Productivité du travail et efficience productive des exploitations bovines françaises : l'agrandissement, un frein ou un accélérateur à la création de richesse ?
Résumé
Contexte : Les exploitants agricoles producteurs de lait et de viande bovine ont continuellement adaptés leurs structures et leurs pratiques. Malgré l’agrandissement de la taille de leurs exploitations et les soutiens publics, le revenu de ces exploitants demeure toujours parmi les plus faibles du secteur agricole français, et à un faible niveau.
Objectif : L’objectif de cette étude est d’analyser l’évolution sur le long terme (trois décennies) de la productivité physique du travail des éleveurs de bovins et de l’efficience productive des systèmes de production. Nous nous interrogeons sur les liens pouvant exister entre l’agrandissement des fermes et l’éventuelle meilleure utilisation des consommations intermédiaires et du capital pour la création de valeur ajoutée.
Données et méthode : Notre analyse sur longue période (1988-2021 en échantillon glissant) porte sur les exploitations laitières spécialisées du Rica Otex 4500 (BL) et les exploitations bovins viande de l’Otex 4600 (BV). Les indices de prix (IPPAP et IPAMPA) sont utilisés pour séparer l'évolution observée des valeurs économiques de chaque poste de produits et de charges entre chaque année en variation de volume et variation de prix. Nous pouvons ainsi calculer l'évolution de la productivité physique du travail et de l'efficience productive définie comme le rapport entre les volumes des biens produits et les volumes des consommations intermédiaires et de capital utilisés.
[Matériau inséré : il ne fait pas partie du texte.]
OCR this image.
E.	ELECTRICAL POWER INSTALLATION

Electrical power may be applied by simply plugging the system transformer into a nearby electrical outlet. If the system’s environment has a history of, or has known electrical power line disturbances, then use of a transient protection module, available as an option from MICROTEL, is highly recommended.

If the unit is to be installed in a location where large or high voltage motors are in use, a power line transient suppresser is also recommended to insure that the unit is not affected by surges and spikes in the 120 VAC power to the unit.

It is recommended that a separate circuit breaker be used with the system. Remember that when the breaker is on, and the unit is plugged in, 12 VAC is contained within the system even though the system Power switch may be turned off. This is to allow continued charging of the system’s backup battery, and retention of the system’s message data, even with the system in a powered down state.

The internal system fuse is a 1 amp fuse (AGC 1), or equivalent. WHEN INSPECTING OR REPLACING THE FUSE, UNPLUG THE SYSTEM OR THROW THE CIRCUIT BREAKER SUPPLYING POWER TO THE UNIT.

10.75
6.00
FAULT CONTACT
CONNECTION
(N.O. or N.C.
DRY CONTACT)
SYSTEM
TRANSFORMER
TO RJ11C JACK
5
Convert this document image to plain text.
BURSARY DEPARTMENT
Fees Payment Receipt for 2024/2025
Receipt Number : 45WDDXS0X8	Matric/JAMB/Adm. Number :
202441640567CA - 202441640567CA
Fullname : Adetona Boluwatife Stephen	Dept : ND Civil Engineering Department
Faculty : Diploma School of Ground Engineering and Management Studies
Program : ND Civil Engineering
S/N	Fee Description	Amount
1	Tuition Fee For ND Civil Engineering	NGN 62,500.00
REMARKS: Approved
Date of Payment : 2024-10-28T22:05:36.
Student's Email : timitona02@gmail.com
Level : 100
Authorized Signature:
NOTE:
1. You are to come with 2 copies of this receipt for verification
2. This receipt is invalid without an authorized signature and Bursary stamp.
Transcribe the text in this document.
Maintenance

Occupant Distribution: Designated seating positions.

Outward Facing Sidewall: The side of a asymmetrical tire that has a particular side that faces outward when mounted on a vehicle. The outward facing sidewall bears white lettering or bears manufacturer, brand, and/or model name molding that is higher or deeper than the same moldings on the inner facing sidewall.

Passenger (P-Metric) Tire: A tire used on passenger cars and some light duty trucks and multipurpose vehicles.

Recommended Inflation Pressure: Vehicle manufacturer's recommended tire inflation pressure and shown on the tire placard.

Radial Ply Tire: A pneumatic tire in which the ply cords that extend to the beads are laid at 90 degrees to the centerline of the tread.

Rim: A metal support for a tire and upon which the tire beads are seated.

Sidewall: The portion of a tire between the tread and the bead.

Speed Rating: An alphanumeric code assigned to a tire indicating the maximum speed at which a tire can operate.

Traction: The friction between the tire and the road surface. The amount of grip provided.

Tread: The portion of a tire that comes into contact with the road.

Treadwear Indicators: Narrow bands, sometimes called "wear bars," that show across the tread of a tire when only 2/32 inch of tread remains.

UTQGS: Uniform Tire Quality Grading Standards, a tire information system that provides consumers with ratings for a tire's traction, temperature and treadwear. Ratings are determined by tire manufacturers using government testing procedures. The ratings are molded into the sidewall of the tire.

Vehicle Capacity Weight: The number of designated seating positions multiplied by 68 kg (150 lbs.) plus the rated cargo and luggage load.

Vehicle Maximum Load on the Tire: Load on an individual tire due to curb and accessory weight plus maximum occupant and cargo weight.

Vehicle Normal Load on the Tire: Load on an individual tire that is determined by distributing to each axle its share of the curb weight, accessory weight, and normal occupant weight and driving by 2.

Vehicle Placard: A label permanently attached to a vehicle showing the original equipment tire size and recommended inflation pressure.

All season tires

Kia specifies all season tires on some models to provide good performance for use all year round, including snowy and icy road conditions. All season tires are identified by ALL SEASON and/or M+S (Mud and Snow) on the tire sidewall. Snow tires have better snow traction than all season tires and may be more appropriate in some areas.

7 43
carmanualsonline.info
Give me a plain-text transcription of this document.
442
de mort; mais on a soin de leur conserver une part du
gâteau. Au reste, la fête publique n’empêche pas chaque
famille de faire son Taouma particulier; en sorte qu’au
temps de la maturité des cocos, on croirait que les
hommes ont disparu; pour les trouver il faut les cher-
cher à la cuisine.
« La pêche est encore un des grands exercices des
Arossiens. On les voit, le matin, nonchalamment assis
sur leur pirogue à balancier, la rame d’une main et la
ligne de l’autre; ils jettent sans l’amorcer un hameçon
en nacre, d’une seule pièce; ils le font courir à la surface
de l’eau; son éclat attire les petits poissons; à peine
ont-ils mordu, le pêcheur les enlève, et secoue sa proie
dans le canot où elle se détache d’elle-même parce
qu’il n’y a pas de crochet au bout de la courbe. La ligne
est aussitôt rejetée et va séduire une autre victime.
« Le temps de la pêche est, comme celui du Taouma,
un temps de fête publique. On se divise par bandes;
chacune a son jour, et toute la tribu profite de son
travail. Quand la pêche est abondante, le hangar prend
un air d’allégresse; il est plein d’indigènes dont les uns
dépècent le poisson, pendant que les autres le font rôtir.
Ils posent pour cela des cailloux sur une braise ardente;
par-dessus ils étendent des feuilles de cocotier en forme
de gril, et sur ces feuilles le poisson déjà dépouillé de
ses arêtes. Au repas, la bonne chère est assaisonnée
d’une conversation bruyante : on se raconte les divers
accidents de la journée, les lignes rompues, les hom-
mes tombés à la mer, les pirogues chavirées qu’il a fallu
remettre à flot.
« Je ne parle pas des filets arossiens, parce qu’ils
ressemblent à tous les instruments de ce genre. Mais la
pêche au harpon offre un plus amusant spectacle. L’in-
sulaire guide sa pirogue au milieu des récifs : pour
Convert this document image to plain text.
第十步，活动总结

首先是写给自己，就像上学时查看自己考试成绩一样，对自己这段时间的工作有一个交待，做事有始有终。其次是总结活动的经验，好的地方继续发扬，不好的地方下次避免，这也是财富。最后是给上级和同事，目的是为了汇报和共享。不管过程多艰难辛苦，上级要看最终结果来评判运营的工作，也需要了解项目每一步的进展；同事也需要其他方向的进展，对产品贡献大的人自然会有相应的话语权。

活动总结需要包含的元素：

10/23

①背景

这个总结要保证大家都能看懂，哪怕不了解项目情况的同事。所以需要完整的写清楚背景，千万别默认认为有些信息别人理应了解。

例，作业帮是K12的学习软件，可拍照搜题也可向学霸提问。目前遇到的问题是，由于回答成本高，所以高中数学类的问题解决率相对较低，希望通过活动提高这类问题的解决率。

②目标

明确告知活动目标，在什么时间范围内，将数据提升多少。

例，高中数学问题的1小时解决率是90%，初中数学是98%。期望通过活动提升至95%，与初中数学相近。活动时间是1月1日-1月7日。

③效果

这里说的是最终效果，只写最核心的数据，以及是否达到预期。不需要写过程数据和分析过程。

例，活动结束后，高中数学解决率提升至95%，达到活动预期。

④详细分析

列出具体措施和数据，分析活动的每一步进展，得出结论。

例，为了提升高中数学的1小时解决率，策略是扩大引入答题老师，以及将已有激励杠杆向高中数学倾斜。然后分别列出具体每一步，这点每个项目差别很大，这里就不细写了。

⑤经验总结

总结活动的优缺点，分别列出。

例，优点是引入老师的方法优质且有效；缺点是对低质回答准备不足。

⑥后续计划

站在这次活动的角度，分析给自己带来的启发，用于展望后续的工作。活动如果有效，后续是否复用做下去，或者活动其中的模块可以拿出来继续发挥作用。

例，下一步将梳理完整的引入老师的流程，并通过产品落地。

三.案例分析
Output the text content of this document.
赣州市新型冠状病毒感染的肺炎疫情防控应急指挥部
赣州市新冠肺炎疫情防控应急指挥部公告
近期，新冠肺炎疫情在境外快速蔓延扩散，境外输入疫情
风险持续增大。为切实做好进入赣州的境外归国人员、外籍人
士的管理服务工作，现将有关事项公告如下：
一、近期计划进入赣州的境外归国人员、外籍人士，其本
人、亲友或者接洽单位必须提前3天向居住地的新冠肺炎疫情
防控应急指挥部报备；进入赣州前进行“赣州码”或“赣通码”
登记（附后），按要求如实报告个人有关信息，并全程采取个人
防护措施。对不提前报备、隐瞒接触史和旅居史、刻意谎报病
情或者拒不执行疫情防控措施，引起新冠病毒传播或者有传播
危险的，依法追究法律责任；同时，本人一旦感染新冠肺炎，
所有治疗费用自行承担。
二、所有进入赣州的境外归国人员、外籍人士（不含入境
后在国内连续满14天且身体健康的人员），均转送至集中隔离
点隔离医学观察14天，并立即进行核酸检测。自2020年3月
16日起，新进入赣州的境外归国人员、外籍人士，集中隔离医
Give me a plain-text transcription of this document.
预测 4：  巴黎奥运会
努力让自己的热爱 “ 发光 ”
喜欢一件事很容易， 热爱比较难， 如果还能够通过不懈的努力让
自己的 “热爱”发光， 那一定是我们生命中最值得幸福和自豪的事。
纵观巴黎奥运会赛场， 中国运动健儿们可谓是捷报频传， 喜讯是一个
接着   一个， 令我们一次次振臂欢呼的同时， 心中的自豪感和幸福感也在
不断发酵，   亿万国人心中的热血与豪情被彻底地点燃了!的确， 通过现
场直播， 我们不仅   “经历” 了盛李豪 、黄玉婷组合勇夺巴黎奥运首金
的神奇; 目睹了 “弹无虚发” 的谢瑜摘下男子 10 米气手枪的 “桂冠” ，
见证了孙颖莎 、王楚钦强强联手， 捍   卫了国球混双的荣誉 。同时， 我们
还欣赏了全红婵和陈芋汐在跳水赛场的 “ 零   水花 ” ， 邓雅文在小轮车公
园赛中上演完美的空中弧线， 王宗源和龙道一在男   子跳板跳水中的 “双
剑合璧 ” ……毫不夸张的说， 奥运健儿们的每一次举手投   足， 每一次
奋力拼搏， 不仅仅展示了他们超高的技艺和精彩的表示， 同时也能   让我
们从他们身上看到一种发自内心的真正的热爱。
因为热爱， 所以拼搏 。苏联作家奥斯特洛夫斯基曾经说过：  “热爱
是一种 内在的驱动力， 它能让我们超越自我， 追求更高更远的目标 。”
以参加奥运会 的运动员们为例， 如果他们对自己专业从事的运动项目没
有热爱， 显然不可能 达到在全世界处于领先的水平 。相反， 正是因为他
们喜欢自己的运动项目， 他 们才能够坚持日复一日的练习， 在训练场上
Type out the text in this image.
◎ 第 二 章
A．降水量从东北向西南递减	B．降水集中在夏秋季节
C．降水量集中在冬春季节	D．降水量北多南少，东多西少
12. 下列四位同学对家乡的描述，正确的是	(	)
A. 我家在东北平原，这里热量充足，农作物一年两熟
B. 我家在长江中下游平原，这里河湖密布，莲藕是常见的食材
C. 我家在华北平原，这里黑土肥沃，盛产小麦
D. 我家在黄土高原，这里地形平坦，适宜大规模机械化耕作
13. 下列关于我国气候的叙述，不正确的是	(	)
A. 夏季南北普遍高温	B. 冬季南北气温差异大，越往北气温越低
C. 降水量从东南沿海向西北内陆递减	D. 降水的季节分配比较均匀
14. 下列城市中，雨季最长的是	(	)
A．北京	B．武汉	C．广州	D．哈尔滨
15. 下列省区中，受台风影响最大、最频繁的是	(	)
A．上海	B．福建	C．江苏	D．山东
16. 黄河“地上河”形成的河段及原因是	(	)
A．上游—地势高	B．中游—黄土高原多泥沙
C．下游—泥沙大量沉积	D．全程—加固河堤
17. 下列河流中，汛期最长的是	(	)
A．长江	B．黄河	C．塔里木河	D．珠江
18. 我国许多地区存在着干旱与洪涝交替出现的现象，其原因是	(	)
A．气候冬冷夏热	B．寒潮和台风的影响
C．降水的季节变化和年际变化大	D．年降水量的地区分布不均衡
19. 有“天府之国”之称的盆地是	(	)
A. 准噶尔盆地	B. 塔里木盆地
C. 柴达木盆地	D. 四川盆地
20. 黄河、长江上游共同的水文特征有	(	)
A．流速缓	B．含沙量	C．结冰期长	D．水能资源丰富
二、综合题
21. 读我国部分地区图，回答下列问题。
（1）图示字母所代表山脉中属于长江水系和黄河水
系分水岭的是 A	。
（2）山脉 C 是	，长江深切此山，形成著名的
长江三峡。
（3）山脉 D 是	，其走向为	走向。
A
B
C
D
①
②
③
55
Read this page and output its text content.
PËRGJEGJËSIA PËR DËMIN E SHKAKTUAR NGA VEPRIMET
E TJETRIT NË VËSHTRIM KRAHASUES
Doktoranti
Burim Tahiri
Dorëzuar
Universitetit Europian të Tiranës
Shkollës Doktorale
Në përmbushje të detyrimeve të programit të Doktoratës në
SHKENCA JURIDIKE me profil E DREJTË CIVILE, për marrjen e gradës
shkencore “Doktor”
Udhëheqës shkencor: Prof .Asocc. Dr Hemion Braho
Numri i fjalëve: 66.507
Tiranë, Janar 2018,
Nous analysons également les évolutions de valeur ajoutée nette, ainsi que la rentabilité du capital des exploitations.
Résultats : La surface agricole utilisée des exploitations BV a continuellement augmenté (+100% sur la période) alors que la main-d’œuvre totale a baissé de 6%. L’efficience productive des exploitations BV perd 13 points (indice 100 en 1988) entre 1988 et 2021. Les volumes de consommations intermédiaires et d'équipements utilisés par les éleveurs de BV ont augmenté plus rapidement que les volumes de produits agricoles produits, la valeur ajoutée nette (la richesse produite annuellement par ces exploitations) est négative depuis 2003 (-10 à -180 € constants/ha). Du fait de l’agrandissement des exploitations, l’actif hors foncier par exploitant BV a augmenté de 29% (303 k€/UTAns en 2021), la rentabilité de ce capital (rapport EBE/actif hors foncier) a baissé de 13%. La surface agricole moyenne des exploitations BL a augmenté de +150% avec une main-d’œuvre totale qui n’augmente que de 24%. La productivité physique du travail croit annuellement de près de 2,5%. Contrairement aux exploitations BV l’efficience productive des systèmes de production stagne, mais la richesse crée par ha par ces exploitations s’érode et perd 55% tout en restant positive. Le capital détenu par exploitant a fortement augmenté, +53% (175 k€/UTAns en 2021) et sa rentabilité perd 14% sur la période.
Conclusion, implications : L’agrandissement continue des exploitations bovines françaises et la constante augmentation de la productivité physique du travail s’est réalisée au cours des trois dernières décennies par une substitution travail-consommations intermédiaires et équipements. Malgré 30 ans de progrès technique, génétique, de connaissances et formation, les volumes d’intrants utilisés ont augmentés aussi vite que les volumes produits (BL), voire plus rapidement (BV), d’où une stagnation et au pire une chute de l’efficience productive des systèmes de production. Les exploitations BV ne créent plus de richesse ; les éleveurs de BV simplifient leurs pratiques (achat d’aliments), les investissements réalisés ne se traduisent pas en gain de productivité animal, il n’y a pas d’économie d’échelle pour ces exploitations BV. L’augmentation de la taille des exploitations BL a permis (ou obligé ?) les éleveurs à investir dans de nouvelles pratiques et technologies qui se sont traduites en partie par un gain de productivité animale (économies de taille) qui a permis de maintenir l’efficience productive du système, mais le coût des achats et des investissements entraine une chute de la valeur ajoutée nette produite. Ces exploitations ont fortement capitalisé sur la période étudiée, alors que leur espérance de revenu à court terme n’a pas augmenté et que la création de richesse du secteur d’effondre, notamment en BV. Ceci n’est pas encourageant pour l’installation de nouveaux entrants dans l’activité et pour l’arrêt souhaité par la profession de la décapitalisation bovine observée depuis 2017. Ce constat devrait conduire à une réévaluation critique du modèle d’entreprise du secteur pour son avenir.